Everyone wants to be rich, but due to financial commitments and rising inflation it would not be possible for all. While some people goes into depression that they will never become rich by this high inflation in India!
Yes there is high inflation in India, no doubt about that! But have you ever think why some people are still becoming rich even in this high inflation? Because they develop some good financial habits. When we observe the lifestyle of warren buffet to Jeff Bezos, they are committed to this financial habits as a result they become wealthy.
If you want to be like them, then develop these 5 good financial habits, then you too would be like them! You would be in a better position not even as compared to warren buffet’s networth by following these steps. They are-
- Start Investing Early– When we notice the legendary celebrities sachin tendulkar and warren buffet they started their career at an early age(Sachin at 16 and warren buffet at 11 years of age).
Even warren buffet and sachin begin their careers at such young age, they don’t waste their hard earned money, instead they invested in their desired fields(buffet in stock market and sachin invested in restaurents)
As they invested at an early age their wealth “Compounds” Multiple Times. This is possible as they patiently invested for long term by giving “time” to compound on their investments
- Automate Your Finances– Generally salaried class spend money lavishly once their salary is credited and there would be no cash left to meet the daily needs thereby waiting for the next month salary. In this process they can’t save money; then how would they invest?
The answer is simple! By automating your finances you would invest! Surprised how is it possible?Yes You can, by setting auto-debit for sip in mutual funds,recurring deposits in banks your money would be auto-debited and transferred to your concerned investments a/c.
This is the only practical solution to invest! This strategy develops savings habits as you would be alert on the debit instruction set to bank. As you are aware specified amount would be debited on the pre-decided date, you automatically save money for that goal and thus you can do your investments without any hassles.
- Before spending, differentiate whether it is a “Need” or Want”– Today we are seeing impulsive shopping behavior among youth. They are addicted to the cashback offers, reward points and over-spending! Even though reward points saves money to some extent, this has become a great opportunity for the merchants to lure customers.
To avoid impulsive buying think once whether it is a need(which can’t be compromised on)or a want(can be purchased later).
If you think it is a need and you can’t live without that product then you can purchase that product. But do remember that product is in your budget. If that item is costly, think whether it can be delayed further or not!

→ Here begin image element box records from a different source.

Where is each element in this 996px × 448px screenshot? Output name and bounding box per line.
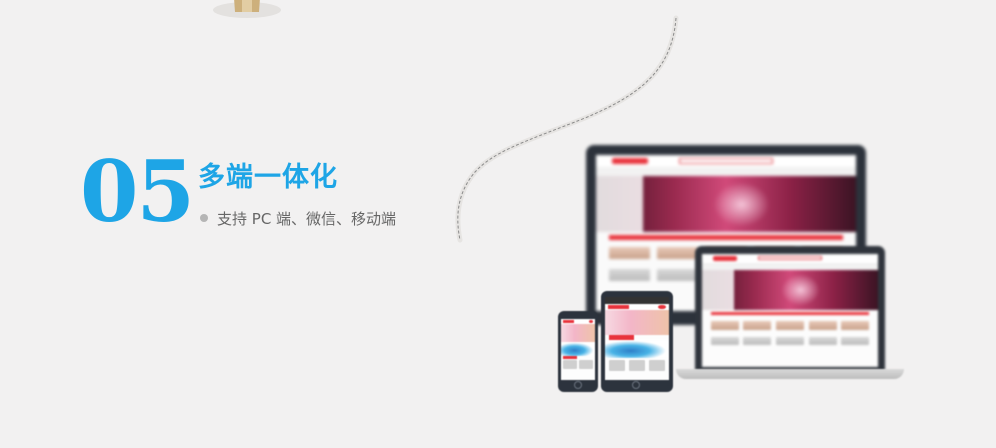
laptop-base (676, 369, 904, 379)
home-button-icon (574, 381, 582, 389)
phone-screen (561, 319, 595, 380)
laptop (695, 246, 885, 371)
smartphone (558, 311, 598, 392)
multi-device-illustration (0, 0, 996, 448)
tablet-screen (605, 297, 669, 380)
home-button-icon (632, 381, 640, 389)
tablet (601, 291, 673, 392)
laptop-screen (702, 254, 878, 367)
feature-section: 05 多端一体化 支持 PC 端、微信、移动端 (0, 0, 996, 448)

Don’t spend heavily on wants as human beings wants are unlimited. If one want is fulfilled another arises. so be careful on spending on wants.
- Never Stop Learning New Things– In these competitive world there is heavy competition in every field. For that you would be updated with the latest courses, professional sills etc
Do remember employers(recruiters)prefers updated skilled professionals to improve their productivity, as a result you would be rewarded with incentives, bonuses and even promotions. To receive these credits you should not stop learning new courses, latest skills etc.
- Plan For Your Golden Days(Retirement)– When we ask youngsters on how they are planning for their retirement, they say- “retirement is too long away; why should you plan from now?”
Yes retirement is 30, 35 years ahead from your current age, but have you ever think in this high inflation how would you survive if you don’t plan for retirement from now onwards!
Do remember you can take loan for housing loan, vehicle loan for your needs and sometimes on personal loans and on credit cards, but have you ever heard of organisations giving loans for retirement? The answer is no!
This is because as a young earner business organisations estimates your cash-flow and approve loans, but on retirement your income will be zero, then whom do you contact for urgent cash at that time? No business enterprise would like to give loan for retirement needs, so you should plan for your retirement yourself.
To live happily and securely in this high inflation you should plan for your retirement right from now! Remember you would live for another 20, 30 years after retirement, during that time inflation won’t cease, it will continue on its own path(prices rises faster but your income remains stagnant).
So to live happily in your golden years you should invest major portion of your 30 years working life for another 30 years of peaceful retirement!